Enfin, FoodDrinkEurope appelle à ne pas limiter dans le temps la période de transition prévue, mais de la laisser s’écouler aussi longtemps que nécessaire.

La Fédération des Entreprises belges

Dans sa position sur les relations commerciales futures, la FEB appelle à une intégration économique plus poussée plutôt qu’un accord commercial. Elle appelle également à une période de transition  s’étalant jusqu’à la date d’entrée en vigueur de la nouvelle relation commerciale afin que les entreprises ne doivent s’adapter qu’une seule fois. Par ailleurs, la réglementation d’origine et une harmonisation maximale de la réglementation sanitaire et phytosanitaire sont également des priorités pour un futur accord. Ensuite, la FEB appelle aussi à maintenir le RU comme observateur au sein de l’EFSA.

Dans sa réaction sur le White Paper , la FEB indique que le texte ne peut être rejeté sans raison puisque cela pourrait augmenter les chances d’un scénario « no deal ». La FEB souligne : si l’on souhaite aboutir à une solution négociée qui assure un commerce aussi fluide que possible entre l’UE et le RU et qui préserve le Marché Unique Européen, les deux parties devront adopter une attitude constructive.

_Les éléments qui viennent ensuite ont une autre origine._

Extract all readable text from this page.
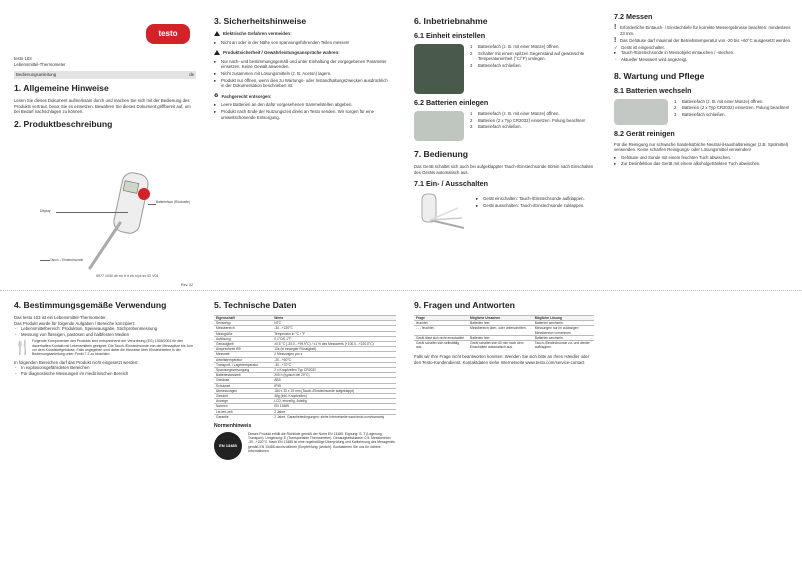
testo
testo 103
Lebensmittel-Thermometer
Bedienungsanleitung	de
1. Allgemeine Hinweise

Lesen Sie dieses Dokument aufmerksam durch und machen Sie sich mit der Bedienung des Produkts vertraut, bevor Sie es einsetzen. Bewahren Sie dieses Dokument griffbereit auf, um bei Bedarf nachschlagen zu können.

2. Produktbeschreibung
Display
Batteriefach (Rückseite)
Tauch- / Einstechsonde
0977 1030 de en fr it es nl pt sv 02 V01
Rev. 02
3. Sicherheitshinweise
Elektrische Gefahren vermeiden:
▸ Nicht an oder in der Nähe von spannungsführenden Teilen messen!
Produktsicherheit / Gewährleistungsansprüche wahren:
▸ Nur nach- und bestimmungsgemäß und unter Einhaltung der vorgegebenen Parameter einsetzen. Keine Gewalt anwenden.
▸ Nicht zusammen mit Lösungsmitteln (z. B. Aceton) lagern.
▸ Produkt nur öffnen, wenn dies zu Wartungs- oder Instandhaltungszwecken ausdrücklich in der Dokumentation beschrieben ist.
♻ Fachgerecht entsorgen:
▸ Leere Batterien an den dafür vorgesehenen Sammelstellen abgeben.
▸ Produkt nach Ende der Nutzungszeit direkt an Testo senden. Wir sorgen für eine umweltschonende Entsorgung.
6. Inbetriebnahme
6.1 Einheit einstellen
1 Batteriefach (z. B. mit einer Münze) öffnen.
2 Schalter mit einem spitzen Gegenstand auf gewünschte Temperatureinheit (°C/°F) umlegen.
3 Batteriefach schließen.
6.2 Batterien einlegen
1 Batteriefach (z. B. mit einer Münze) öffnen.
2 Batterien (2 x Typ CR2032) einsetzen. Polung beachten!
3 Batteriefach schließen.
7. Bedienung

Das Gerät schaltet sich auch bei aufgeklappter Tauch-/Einstechsonde 60min nach Einschalten des Geräts automatisch aus.

7.1 Ein- / Ausschalten
▸ Gerät einschalten: Tauch-/Einstechsonde aufklappen.
▸ Gerät ausschalten: Tauch-/Einstechsonde zuklappen.
7.2 Messen
! Erforderliche Eintauch- / Einstechtiefe für korrekte Messergebnisse beachten: mindestens 23 mm.
! Das Gehäuse darf maximal der Betriebstemperatur von -20 bis +60°C ausgesetzt werden.
✓ Gerät ist eingeschaltet.
▸ Tauch-/Einstechsonde in Messobjekt eintauchen / -stechen.
- Aktueller Messwert wird angezeigt.
8. Wartung und Pflege
8.1 Batterien wechseln
1 Batteriefach (z. B. mit einer Münze) öffnen.
2 Batterien (2 x Typ CR2032) einsetzen. Polung beachten!
3 Batteriefach schließen.
8.2 Gerät reinigen

Für die Reinigung nur schwache handelsübliche Neutral-/Haushaltsreiniger (z.B. Spülmittel) verwenden. Keine scharfen Reinigungs- oder Lösungsmittel verwenden!

▸ Gehäuse und Sonde mit einem feuchten Tuch abwischen.
▸ Zur Desinfektion das Gerät mit einem alkoholgetränkten Tuch abwischen.
4. Bestimmungsgemäße Verwendung

Das testo 103 ist ein Lebensmittel-Thermometer.

Das Produkt wurde für folgende Aufgaben / Bereiche konzipiert:

- Lebensmittelbereich: Produktion, Speiseausgabe, Stichprobenmessung
- Messung von flüssigen, pastösen und halbfesten Medien
🍴 Folgende Komponenten des Produkts sind entsprechend der Verordnung (EG) 1935/2004 für den dauerhaften Kontakt mit Lebensmitteln geeignet: Die Tauch-/Einstechsonde von der Messspitze bis 1cm vor dem Kunststoffgehäuse. Falls angegeben sind dabei die Hinweise über Einstechtiefen in der Bedienungsanleitung unter Punkt 7.2 zu beachten.

In folgenden Bereichen darf das Produkt nicht eingesetzt werden:

- In explosionsgefährdeten Bereichen
- Für diagnostische Messungen im medizinischen Bereich
5. Technische Daten
Eigenschaft	Werte
Sensortyp	NTC
Messbereich	-30...+220°C
Messgröße	Temperatur in °C / °F
Auflösung	0,1°C/0,1°F
Genauigkeit	±0,5 °C (-30,0...+99,9°C) / ±1 % des Messwerts (+100,0...+220,0°C)
Ansprechzeit t99	10s (in bewegter Flüssigkeit)
Messrate	2 Messungen pro s
Arbeitstemperatur	-20...+60°C
Transport- / Lagertemperatur	-30...+70°C
Spannungsversorgung	2 x Knopfzellen Typ CR2032
Batteriestandzeit	200 h (typisch bei 20°C)
Gehäuse	ABS
Schutzart	IP55
Abmessungen	184 x 33 x 19 mm (Tauch-/Einstechsonde aufgeklappt)
Gewicht	48g (inkl. Knopfzellen)
Anzeige	LCD, einzeilig, 4stellig
Normen	EN 13485
Lie-fert-zeit	2 Jahre
Garantie	2 Jahre, Garantiebedingungen: siehe Internetseite www.testo.com/warranty
Normenhinweis
EN 13485
Dieses Produkt erfüllt die Richtlinie gemäß der Norm EN 13485. Eignung: S, T (Lagerung, Transport). Umgebung: E (Transportable Thermometer). Genauigkeitsklasse: 0,5. Messbereich: -30...+220°C. Nach EN 13485 ist eine regelmäßige Überprüfung und Kalibrierung des Messgeräts gemäß EN 13486 durchzuführen (Empfehlung: jährlich). Kontaktieren Sie uns für nähere Informationen.
9. Fragen und Antworten
Frage	Mögliche Ursachen	Mögliche Lösung
leuchtet.	Batterien leer.	Batterien wechseln.
- - - leuchtet.	Messbereich über- oder unterschritten.	Messungen nur im zulässigen Messbereich vornehmen.
Gerät lässt sich nicht einschalten.	Batterien leer.	Batterien wechseln.
Gerät schaltet sich selbsttätig aus.	Gerät schaltet sich 60 min nach dem Einschalten automatisch aus.	Tauch-/Einstechsonde zu- und wieder aufklappen.

Falls wir Ihre Frage nicht beantworten konnten: Wenden Sie sich bitte an Ihren Händler oder den Testo-Kundendienst. Kontaktdaten siehe Internetseite www.testo.com/service-contact
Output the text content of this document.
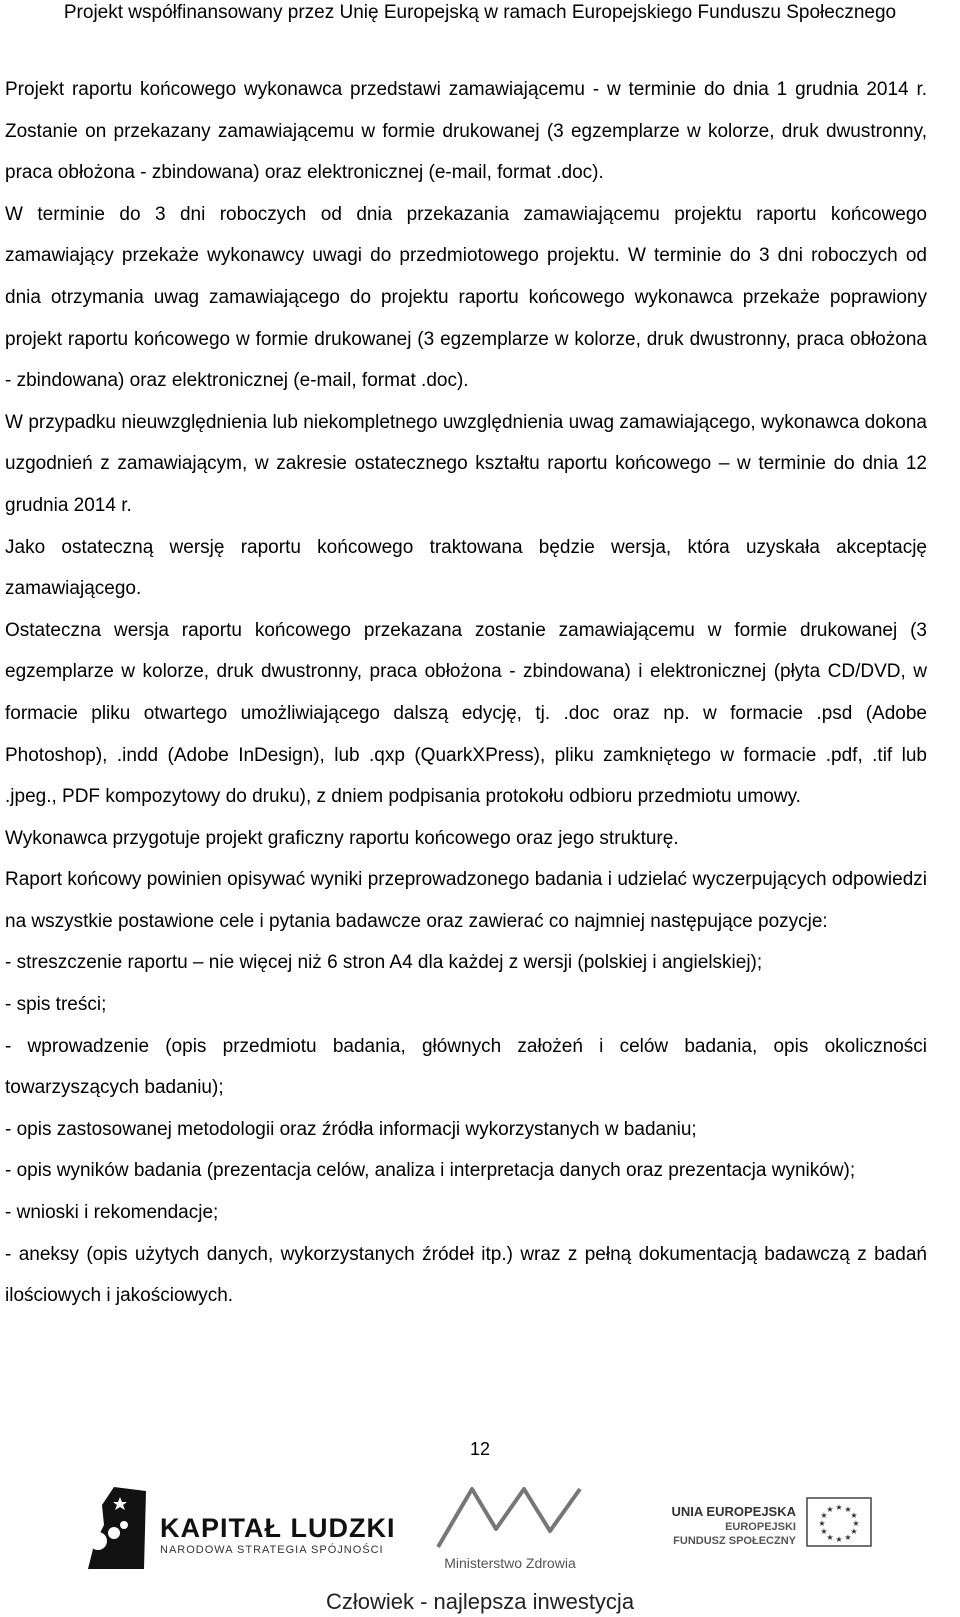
Projekt współfinansowany przez Unię Europejską w ramach Europejskiego Funduszu Społecznego

Projekt raportu końcowego wykonawca przedstawi zamawiającemu - w terminie do dnia 1 grudnia 2014 r. Zostanie on przekazany zamawiającemu w formie drukowanej (3 egzemplarze w kolorze, druk dwustronny, praca obłożona - zbindowana) oraz elektronicznej (e-mail, format .doc).

W terminie do 3 dni roboczych od dnia przekazania zamawiającemu projektu raportu końcowego zamawiający przekaże wykonawcy uwagi do przedmiotowego projektu. W terminie do 3 dni roboczych od dnia otrzymania uwag zamawiającego do projektu raportu końcowego wykonawca przekaże poprawiony projekt raportu końcowego w formie drukowanej (3 egzemplarze w kolorze, druk dwustronny, praca obłożona - zbindowana) oraz elektronicznej (e-mail, format .doc).

W przypadku nieuwzględnienia lub niekompletnego uwzględnienia uwag zamawiającego, wykonawca dokona uzgodnień z zamawiającym, w zakresie ostatecznego kształtu raportu końcowego – w terminie do dnia 12 grudnia 2014 r.

Jako ostateczną wersję raportu końcowego traktowana będzie wersja, która uzyskała akceptację zamawiającego.

Ostateczna wersja raportu końcowego przekazana zostanie zamawiającemu w formie drukowanej (3 egzemplarze w kolorze, druk dwustronny, praca obłożona - zbindowana) i elektronicznej (płyta CD/DVD, w formacie pliku otwartego umożliwiającego dalszą edycję, tj. .doc oraz np. w formacie .psd (Adobe Photoshop), .indd (Adobe InDesign), lub .qxp (QuarkXPress), pliku zamkniętego w formacie .pdf, .tif lub .jpeg., PDF kompozytowy do druku), z dniem podpisania protokołu odbioru przedmiotu umowy.

Wykonawca przygotuje projekt graficzny raportu końcowego oraz jego strukturę.

Raport końcowy powinien opisywać wyniki przeprowadzonego badania i udzielać wyczerpujących odpowiedzi na wszystkie postawione cele i pytania badawcze oraz zawierać co najmniej następujące pozycje:

- streszczenie raportu – nie więcej niż 6 stron A4 dla każdej z wersji (polskiej i angielskiej);

- spis treści;

- wprowadzenie (opis przedmiotu badania, głównych założeń i celów badania, opis okoliczności towarzyszących badaniu);

- opis zastosowanej metodologii oraz źródła informacji wykorzystanych w badaniu;

- opis wyników badania (prezentacja celów, analiza i interpretacja danych oraz prezentacja wyników);

- wnioski i rekomendacje;

- aneksy (opis użytych danych, wykorzystanych źródeł itp.) wraz z pełną dokumentacją badawczą z badań ilościowych i jakościowych.

12
KAPITAŁ LUDZKI
NARODOWA STRATEGIA SPÓJNOŚCI
Ministerstwo Zdrowia
UNIA EUROPEJSKA
EUROPEJSKI
FUNDUSZ SPOŁECZNY
★ ★
★
★
★
★
★
★
★
★
★
★
Człowiek - najlepsza inwestycja
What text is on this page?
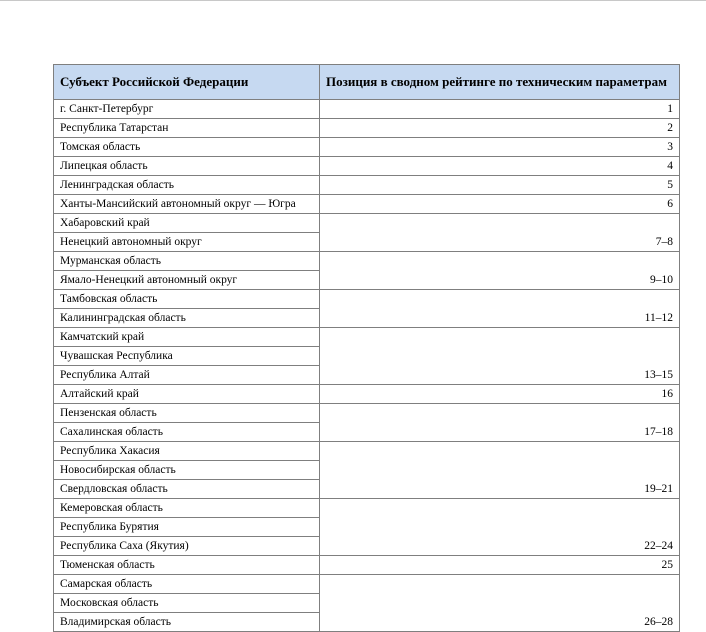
Субъект Российской Федерации	Позиция в сводном рейтинге по техническим параметрам
г. Санкт-Петербург	1
Республика Татарстан	2
Томская область	3
Липецкая область	4
Ленинградская область	5
Ханты-Мансийский автономный округ — Югра	6
Хабаровский край	7–8
Ненецкий автономный округ	
Мурманская область	9–10
Ямало-Ненецкий автономный округ	
Тамбовская область	11–12
Калининградская область	
Камчатский край	13–15
Чувашская Республика	
Республика Алтай	
Алтайский край	16
Пензенская область	17–18
Сахалинская область	
Республика Хакасия	19–21
Новосибирская область	
Свердловская область	
Кемеровская область	22–24
Республика Бурятия	
Республика Саха (Якутия)	
Тюменская область	25
Самарская область	26–28
Московская область	
Владимирская область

Quel est l’impact des différents scénarios sur l’industrie alimentaire belge ?

En raison de notre interdépendance économique étroite avec le RU, le Brexit aura, sous quelques formes que ce soit, un impact considérable sur l’économie belge, et en particulier sur l’industrie alimentaire.

  • No deal : dans ce cas, à partir du 30 mars 2019, nous  aurons, du jour au lendemain, des échanges commerciaux avec le RU comme pays tiers, sans accord commercial et donc conformément à la réglementation générale, sous le régime WTO. Nous serons dès lors confrontés à des tarifs qui peuvent atteindre les 60% pour certains produits alimentaires et boissons. Le tableau des tarifs moyens se trouve en annexe.
  • Accord de séparation avec une période de transition : dans ce cas, la législation européenne reste d’application jusqu’au 1er janvier 2021. Cela donne au RU et à l’UE le temps de négocier la future relation à l’issue de la séparation.
  • Accord commercial : si un accord commercial est conclu à l’issue de la période de transition, nous pourrons faire des affaires avec le RU comme pays tiers selon les dispositions de cet accord. L’on s’attend à ce que l’UE et le RU s’efforceront de fixer des tarifs douaniers les plus bas possible lors des négociations. Quoi qu’il en soit, nous aurons affaire à des droits d’importation, des formalités douanières et probablement une réglementation différente en matière d’origine, d’étiquetage et  d’exigences sanitaires et phytosanitaires. Vu le degré d’intégration élevé de la chaine de production européenne pour les produits alimentaires et boissons, ceci s’avère être compromettant pour le monde des affaires. Si vous exportez actuellement en dehors de l’UE, vous serez familiarisé avec la plupart des points. Dans le cas contraire, vous serez confronté à de nouvelles formalités.
  • Accord commercial avec zone de libre-échange et collaboration douanière : si la vision du Chequers l’emporte, le commerce sera moins perturbé et les tarifs et nouveaux contrôles aux frontières ne seront pas appliqués. Néanmoins, le White Paper attribue e.a. au RU une propre politique en matière d’étiquetage. A ce stade, il conviendra de voir si le RU souhaite une reconnaissance mutuelle à cet égard. Le « business as usual » ne fait donc pas partie de ce scénario !

Comment-vous préparer ?

1. Informez-vous

  • Commission européenne : Brexit preparedness fact sheet, cliquez ici
  • Commission européenne : notifications sur la préparation du Brexit
    • Commerce : e.a. douane et impôts, licences d’importation et d’exportation, propriété intellectuelle, réglementation d’origine préférentielle, cliquez ici 
    • Santé et sécurité alimentaire : e.a. législation européenne relative aux denrées alimentaires, OGM, eau minérale, opérateurs d’abattoirs, cliquez ici
  • SPF Finances : informations douanières et sur les accises, cliquez ici
  • Agences régionales à l’exportation  : conseils pour le monde des entreprises
  • Fevia: event de networking pour PME sur le Brexit (25/07/18)
    • Présentation “The Impact of Brexit on Food & Agribusiness in Europe and Beyond” (Rabobank), cliquez ici
    • Présentation “Brexit: be prepared” (SPF Economie), cliquez ici

2. Participez à une formation ou une session d’info

  • Via la Newsletter de Fevia, nous vous informons des sessions d’infos sur le Brexit de nos partenaires
  • Fevia Vlaanderen organise le 10/10/2018 la session exportboost « UK & Brexit », spécifiquement pour l’industrie alimentaire. Plus d’infos ici et via notre newsletter. 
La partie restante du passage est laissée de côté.